Esse sentimento prevalecente do povo português, apesar de ter sofrido um período de dominação filipina, de 1580 a 1640, continua a persistir contra todas as adversidades, fazendo de Portugal uma das nações mais velhas da Europa e permitindo que Portugal e Espanha vivam harmoniosamente em paz e sossego.

No que respeita a Goa, pouco mais de sessenta anos volvidos após a sua invasão, as feridas ainda sobrantes continuam a ser cicatrizadas, e os Estados soberanos de Portugal e da Índia, esquecendo as desavenças do passado, mantêm, presentemente, excelentes relações bilaterais.

Contudo, mesmo que o Estado autónomo de Goa, um dia venha a ser completamente independente, Goa jamais tornará a ser portuguesa, porque as longas marés da história lavam os sentimentos e absorvem as emoções impedindo o regresso ao passado.

Das três invasões, a castelhana saiu derrotada, a indiana vitoriosa e a russa, por enquanto ninguém sabe qual será o seu desfecho mas, por mais poderoso que seja o exército invasor, a Ucrânia será sempre aquilo que o seu povo quiser.

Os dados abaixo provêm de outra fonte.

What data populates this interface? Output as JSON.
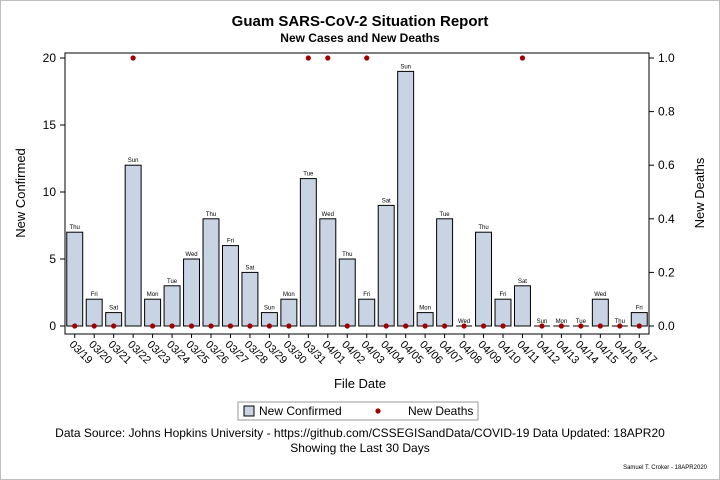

Todavia, neste momento tão dramático, o imperioso não é saber quem será o vencedor, porque perdem ambos e a humanidade com eles, mas acabar urgentemente com a guerra e fazer todos os possíveis para que russos e ucranianos vivam em paz e sossego, assim como Portugal fez com a Índia e com a Espanha, apesar de ter participado nas guerras e invasões no passado.